Regia di Martin Scorsese vedi scheda film
Nella New York della metà del XIX secolo le bande si fronteggiano per appropriarsi del controllo sui traffici illeciti nel territorio. Quella dei "nativi americani", guidata dall'efferato Bill Poole (Day-Lewis), detto "il macellaio", ha la meglio su quella dei "conigli morti", rappresentata da un prete (Neeson) che crede fermamente nei diritti della popolazione emigrata. Alla morte di quest'ultimo, suo figlio (Di Caprio), che all'epoca dello scontro tra le due bande era un ragazzino, torna nella zona dove era cresciuto con l'intento di vendicarsi dell'assassino di suo padre e di proseguire nell'opera di proselitismo del congiunto.

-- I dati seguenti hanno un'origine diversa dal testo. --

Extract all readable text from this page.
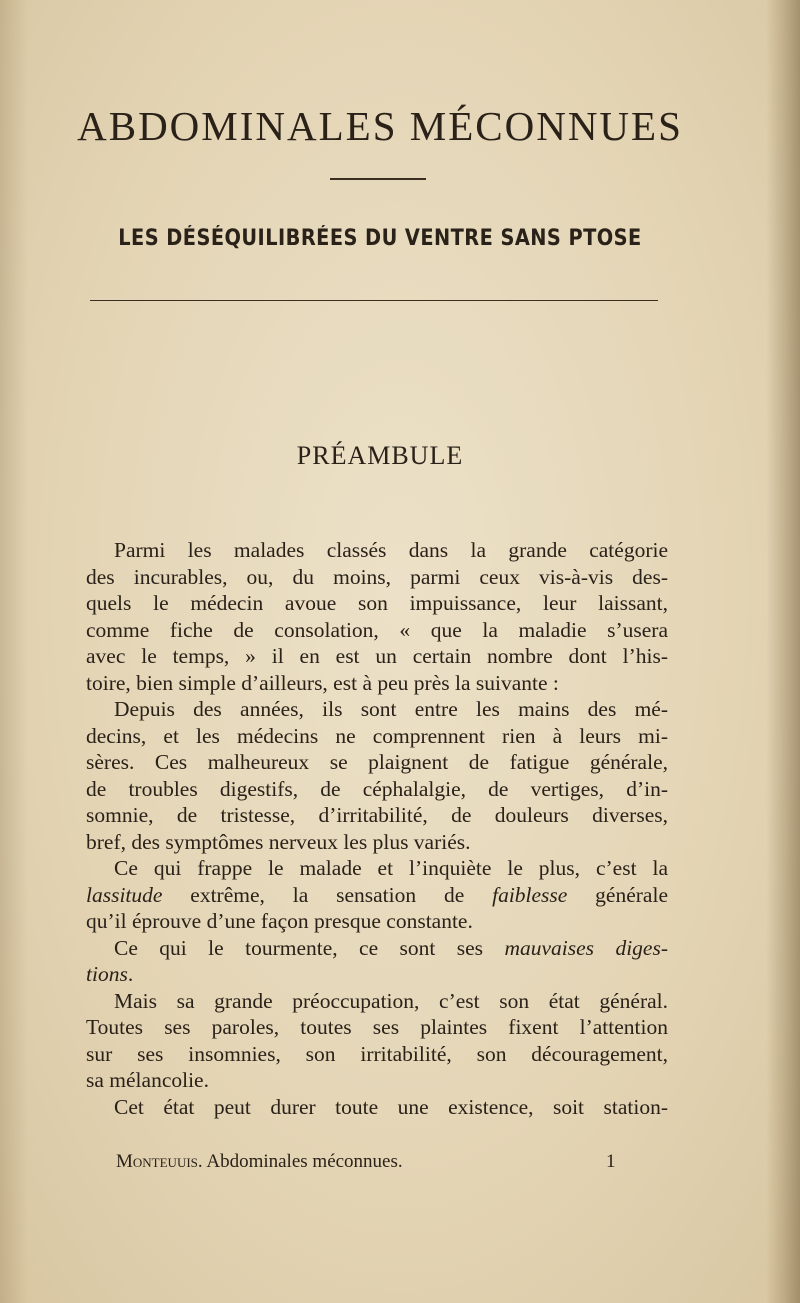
ABDOMINALES MÉCONNUES
LES DÉSÉQUILIBRÉES DU VENTRE SANS PTOSE
PRÉAMBULE
Parmi les malades classés dans la grande catégorie
des incurables, ou, du moins, parmi ceux vis-à-vis des-
quels le médecin avoue son impuissance, leur laissant,
comme fiche de consolation, « que la maladie s’usera
avec le temps, » il en est un certain nombre dont l’his-
toire, bien simple d’ailleurs, est à peu près la suivante :
Depuis des années, ils sont entre les mains des mé-
decins, et les médecins ne comprennent rien à leurs mi-
sères. Ces malheureux se plaignent de fatigue générale,
de troubles digestifs, de céphalalgie, de vertiges, d’in-
somnie, de tristesse, d’irritabilité, de douleurs diverses,
bref, des symptômes nerveux les plus variés.
Ce qui frappe le malade et l’inquiète le plus, c’est la
lassitude extrême, la sensation de faiblesse générale
qu’il éprouve d’une façon presque constante.
Ce qui le tourmente, ce sont ses mauvaises diges-
tions.
Mais sa grande préoccupation, c’est son état général.
Toutes ses paroles, toutes ses plaintes fixent l’attention
sur ses insomnies, son irritabilité, son découragement,
sa mélancolie.
Cet état peut durer toute une existence, soit station-
Monteuuis. Abdominales méconnues.	1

Le straordinarie scenografie, la regia impeccabile che spesso rasenta il virtuosismo a suon di carrellate, dolly e soggettive, il cast stellare sono elementi a corredo di un film che inizia e finisce con una carneficina (quella iniziale tra le due gang nemiche e quella finale per sopprimere la ribellione popolare contro la coscrizione obbligatoria). Violentissimo, Gangs of New York la dice lunga sulla genesi del concetto di democrazia negli Stati Uniti, sui diritti delle minoranze, su una civilizzazione lontanissima da divenire, sulla religiosità che permea ogni aspetto della vita americana e in nome della quale non si esita ad ammazzare. Lungo, spettacolare, il film ha l'unico neo che si trova in quasi tutto il cinema di Scorsese: quello di far parlare troppo la macchina da presa, sconfinando in una maestria a volte chiaramente autocompiaciuta.